Tuesday, 2 February 2016

On the ownership of theatre (or, sounding like a hippy in Bristol).

I was invited by Neil Beddow at ACTA in Bristol to make a short contribution to a seminar on Ownership in/of Community Theatre.

After talking a bit about how Bubble go about creating a feedback loop between volunteer artists and specialist artists I tried to make a more oblique point - that you can't actually own theatre.

What I was trying to say was that Theatre in it's purest form, exists in the space between the actors and the audience - in the moment that the person watching responds to the performer, and the performer responds to the response. That moment is ephemeral, and it can't be owned.

We try to find ways to own theatre. Tickets, Scripts, DVD's, live cinema screenings. But are these not just reports of the sightings of theatre. If the actor cannot respond to the gasp or chuckle of the audience - if the audience are deprived of their rarely used, but highly feared, right to boo because they aren't there, then it's not actually theatre.

The response to my brilliant observation was polite silence and questions about other things I'd talked about. Maybe my point was blindingly obvious. Maybe it's just irrelevant. What I had suggested certainly wasn't a direct response to the question.

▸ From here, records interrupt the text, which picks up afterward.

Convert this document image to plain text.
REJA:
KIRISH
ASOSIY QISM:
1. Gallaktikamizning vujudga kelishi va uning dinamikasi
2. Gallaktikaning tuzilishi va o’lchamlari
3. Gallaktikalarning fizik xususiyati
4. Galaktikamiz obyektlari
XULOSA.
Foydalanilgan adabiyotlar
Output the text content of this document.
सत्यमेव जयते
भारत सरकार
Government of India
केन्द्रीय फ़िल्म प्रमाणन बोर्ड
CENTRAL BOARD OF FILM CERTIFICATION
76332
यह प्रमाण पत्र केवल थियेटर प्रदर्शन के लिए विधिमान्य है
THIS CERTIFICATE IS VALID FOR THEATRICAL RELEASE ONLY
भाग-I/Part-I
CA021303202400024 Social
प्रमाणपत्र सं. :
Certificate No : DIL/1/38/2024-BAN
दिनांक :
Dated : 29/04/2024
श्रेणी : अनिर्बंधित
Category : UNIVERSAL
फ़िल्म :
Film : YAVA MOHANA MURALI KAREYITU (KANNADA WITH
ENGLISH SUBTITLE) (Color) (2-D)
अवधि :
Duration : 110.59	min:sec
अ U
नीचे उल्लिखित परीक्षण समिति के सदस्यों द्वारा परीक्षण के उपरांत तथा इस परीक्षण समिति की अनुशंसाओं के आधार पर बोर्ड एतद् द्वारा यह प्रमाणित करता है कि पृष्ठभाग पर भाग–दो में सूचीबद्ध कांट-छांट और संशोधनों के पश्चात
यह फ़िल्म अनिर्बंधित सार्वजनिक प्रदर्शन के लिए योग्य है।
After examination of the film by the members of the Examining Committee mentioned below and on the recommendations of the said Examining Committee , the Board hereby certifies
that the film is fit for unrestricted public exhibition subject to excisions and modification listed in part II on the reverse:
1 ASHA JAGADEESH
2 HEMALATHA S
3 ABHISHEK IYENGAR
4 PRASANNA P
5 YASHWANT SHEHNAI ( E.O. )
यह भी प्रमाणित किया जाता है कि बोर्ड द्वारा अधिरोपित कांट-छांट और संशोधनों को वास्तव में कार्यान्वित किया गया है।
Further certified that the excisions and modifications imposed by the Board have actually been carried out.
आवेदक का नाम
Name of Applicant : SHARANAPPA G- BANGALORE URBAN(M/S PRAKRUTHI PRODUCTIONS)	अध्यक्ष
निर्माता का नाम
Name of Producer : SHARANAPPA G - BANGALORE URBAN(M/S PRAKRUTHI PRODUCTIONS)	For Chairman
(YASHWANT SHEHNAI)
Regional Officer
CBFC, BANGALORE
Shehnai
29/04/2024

But in a way it was. One of the foundations stones of theatre (and certainly of community theatre), is sharing. The sharing of a word, action or story by a performer. The gift of listening and emotional engagement given by the audience. The dance between the two. And when it works well, the possibility that not only are the audience plugging in emotionally, they are also thinking ahead -deducing what might happen next. So rational brain and emotional brain are at work simultaneously, while outwardly we lean forward to signal our support for the actor to continue the journey.

It all requires sharing. And the moment cannot and should not be owned.

I think what Neil intended us to discuss was how some professional artists might disallow the voice of the participant artists and how some processes sometimes abuse the power relationship. But I believe that if we bear in mind that that theatre is created between us, then it's very existence is defined by, and dependent on, co-ownership.



1 comment:

  1. My interest in "ownership" of theatre is in the artform, as something that is relevant and of interest to all, part of people's lives, and crucially, how we facilitate this ownership. Whilst I agree with your point, I don't think anyone was suggesting ownership of a particular performance or moment in time. I'm keen to explore how we engender ownership, as crucial to successful engagement.